Freya is an aspiring singer who has lost her voice. Her father left many years ago and she is alienated from her sister, once her best friend and singing partner. If she loses her Twitter followers and chance at fame, who is she?

Nathanial was close to his dad, an irresponsible dreamer whose unreliability drove away Nathaniel's mother. Nathaniel feels out of sync with his peer group, isolated and alone. After his father's death, he has come to New York City with suicidal thoughts.

Harun's parents barely accept his brother's Caucasian, Christian wife. As an obedient Muslim son, he can't bear to come out to his folks and introduce them to his secret lover, James. It has caused a breech in their relationship.
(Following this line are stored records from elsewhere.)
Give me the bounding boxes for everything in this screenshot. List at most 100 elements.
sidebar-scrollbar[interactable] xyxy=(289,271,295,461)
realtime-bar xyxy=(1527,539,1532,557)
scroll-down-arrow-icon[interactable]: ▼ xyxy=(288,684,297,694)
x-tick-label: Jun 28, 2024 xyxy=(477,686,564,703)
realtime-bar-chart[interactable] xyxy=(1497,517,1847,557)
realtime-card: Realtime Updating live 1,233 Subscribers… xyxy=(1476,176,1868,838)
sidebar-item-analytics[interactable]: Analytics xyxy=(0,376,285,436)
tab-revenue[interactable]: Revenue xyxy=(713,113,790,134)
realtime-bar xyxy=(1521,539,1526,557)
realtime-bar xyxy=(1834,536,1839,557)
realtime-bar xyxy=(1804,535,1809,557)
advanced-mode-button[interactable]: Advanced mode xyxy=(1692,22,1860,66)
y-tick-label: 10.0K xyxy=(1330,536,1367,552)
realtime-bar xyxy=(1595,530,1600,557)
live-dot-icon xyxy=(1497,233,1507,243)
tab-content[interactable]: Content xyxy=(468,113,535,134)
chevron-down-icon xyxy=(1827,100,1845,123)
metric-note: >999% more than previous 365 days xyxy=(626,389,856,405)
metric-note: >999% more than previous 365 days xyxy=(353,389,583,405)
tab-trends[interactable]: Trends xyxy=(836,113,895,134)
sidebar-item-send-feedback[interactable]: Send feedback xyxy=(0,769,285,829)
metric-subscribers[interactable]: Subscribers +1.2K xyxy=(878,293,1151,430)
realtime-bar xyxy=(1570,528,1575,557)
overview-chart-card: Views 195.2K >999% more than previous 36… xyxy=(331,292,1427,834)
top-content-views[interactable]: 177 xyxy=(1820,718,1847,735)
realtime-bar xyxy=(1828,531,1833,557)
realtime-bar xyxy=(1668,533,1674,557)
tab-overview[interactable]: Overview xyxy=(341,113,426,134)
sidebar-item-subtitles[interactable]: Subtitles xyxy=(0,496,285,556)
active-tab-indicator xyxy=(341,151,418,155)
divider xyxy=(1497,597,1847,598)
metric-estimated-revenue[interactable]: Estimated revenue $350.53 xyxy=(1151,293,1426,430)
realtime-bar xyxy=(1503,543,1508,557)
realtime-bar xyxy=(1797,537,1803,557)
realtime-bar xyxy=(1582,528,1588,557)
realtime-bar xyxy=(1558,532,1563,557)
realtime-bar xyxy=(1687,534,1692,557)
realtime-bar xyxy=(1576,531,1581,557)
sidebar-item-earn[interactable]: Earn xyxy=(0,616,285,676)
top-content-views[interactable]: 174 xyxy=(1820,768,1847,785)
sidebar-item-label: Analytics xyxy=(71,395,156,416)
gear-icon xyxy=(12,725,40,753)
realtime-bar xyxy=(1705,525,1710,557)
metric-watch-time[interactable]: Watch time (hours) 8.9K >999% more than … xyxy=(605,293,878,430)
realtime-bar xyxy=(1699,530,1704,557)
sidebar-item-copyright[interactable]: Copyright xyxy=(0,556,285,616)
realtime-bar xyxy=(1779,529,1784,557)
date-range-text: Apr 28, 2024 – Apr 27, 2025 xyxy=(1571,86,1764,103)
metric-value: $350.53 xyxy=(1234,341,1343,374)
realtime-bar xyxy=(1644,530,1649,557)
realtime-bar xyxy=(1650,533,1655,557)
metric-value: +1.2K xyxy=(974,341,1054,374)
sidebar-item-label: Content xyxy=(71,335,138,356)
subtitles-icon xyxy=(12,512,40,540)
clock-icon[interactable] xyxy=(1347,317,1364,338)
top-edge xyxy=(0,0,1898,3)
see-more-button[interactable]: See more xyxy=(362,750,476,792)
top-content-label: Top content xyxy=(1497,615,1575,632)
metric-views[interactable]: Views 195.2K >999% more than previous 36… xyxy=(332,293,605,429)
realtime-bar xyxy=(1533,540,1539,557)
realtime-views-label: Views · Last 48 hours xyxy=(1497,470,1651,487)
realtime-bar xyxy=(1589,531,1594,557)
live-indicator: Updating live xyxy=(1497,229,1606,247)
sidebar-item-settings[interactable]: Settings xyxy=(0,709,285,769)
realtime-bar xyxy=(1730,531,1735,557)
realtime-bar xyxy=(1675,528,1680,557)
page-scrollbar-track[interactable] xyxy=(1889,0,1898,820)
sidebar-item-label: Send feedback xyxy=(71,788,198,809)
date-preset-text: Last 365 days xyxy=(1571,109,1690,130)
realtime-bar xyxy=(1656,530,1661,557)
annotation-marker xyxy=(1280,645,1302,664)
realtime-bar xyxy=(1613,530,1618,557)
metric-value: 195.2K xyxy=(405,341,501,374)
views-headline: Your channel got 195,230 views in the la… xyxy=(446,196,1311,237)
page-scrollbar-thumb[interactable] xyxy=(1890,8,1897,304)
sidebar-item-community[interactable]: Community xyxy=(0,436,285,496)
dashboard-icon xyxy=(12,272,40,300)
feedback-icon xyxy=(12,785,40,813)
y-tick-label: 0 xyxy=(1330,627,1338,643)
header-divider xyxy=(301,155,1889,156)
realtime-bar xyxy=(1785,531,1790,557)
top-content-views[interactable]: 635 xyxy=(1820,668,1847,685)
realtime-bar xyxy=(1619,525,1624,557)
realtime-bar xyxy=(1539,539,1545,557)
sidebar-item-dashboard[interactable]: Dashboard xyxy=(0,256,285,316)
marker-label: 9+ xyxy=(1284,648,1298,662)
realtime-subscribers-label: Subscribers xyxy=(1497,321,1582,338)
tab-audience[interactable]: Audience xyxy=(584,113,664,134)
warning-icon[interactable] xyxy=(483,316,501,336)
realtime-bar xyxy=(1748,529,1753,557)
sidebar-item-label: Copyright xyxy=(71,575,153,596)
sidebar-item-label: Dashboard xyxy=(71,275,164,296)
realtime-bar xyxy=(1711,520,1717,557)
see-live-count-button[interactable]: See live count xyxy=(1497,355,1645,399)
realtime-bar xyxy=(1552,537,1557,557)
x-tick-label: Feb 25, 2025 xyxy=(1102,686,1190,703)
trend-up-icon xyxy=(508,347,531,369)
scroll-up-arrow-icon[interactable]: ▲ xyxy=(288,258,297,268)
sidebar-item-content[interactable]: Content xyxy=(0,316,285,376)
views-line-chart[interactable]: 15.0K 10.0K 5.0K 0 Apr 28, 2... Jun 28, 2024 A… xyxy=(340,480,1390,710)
The book is a quick read, with interesting and diverse characters, their issues reflecting contemporary concerns of young people: depression, abandonment by parents, the search for love, how to reconcile personal and family needs, how to determine life choices in career and mates. It is a book that can teach compassion. It is a hopeful book. These young people find support and friendship in each other, and are able to overcome the obstacles that threaten them.

This is my first read by Gayle Forman, author of the best-selling novel if I stay.

I received a free ARC through Bookish First.

I Have Lost My Way
by Gayle Forman
Penguin Teen
Paperback
Publication: March 27, 2018
ISBN: 1471173720 (ISBN13: 9781471173721)

From the publisher:
“A powerful story of empathy and friendship from the #1 New York Times Bestselling author of If I Stay. Around the time that Freya loses her voice while recording her debut album, Harun is making plansto run away from everyone he has ever loved, and Nathaniel is arriving in New York City with a backpack, a desperate plan, and nothing left to lose. When a fateful accident draws these three strangers together, their secrets start to unravel as they begin to understand that the way out of their own loss might just lie in help­ing the others out of theirs.
An emotionally cathartic story of losing love, finding love, and discovering the person you are meant to be, I Have Lost My Way is best­selling author Gayle Forman at her finest.”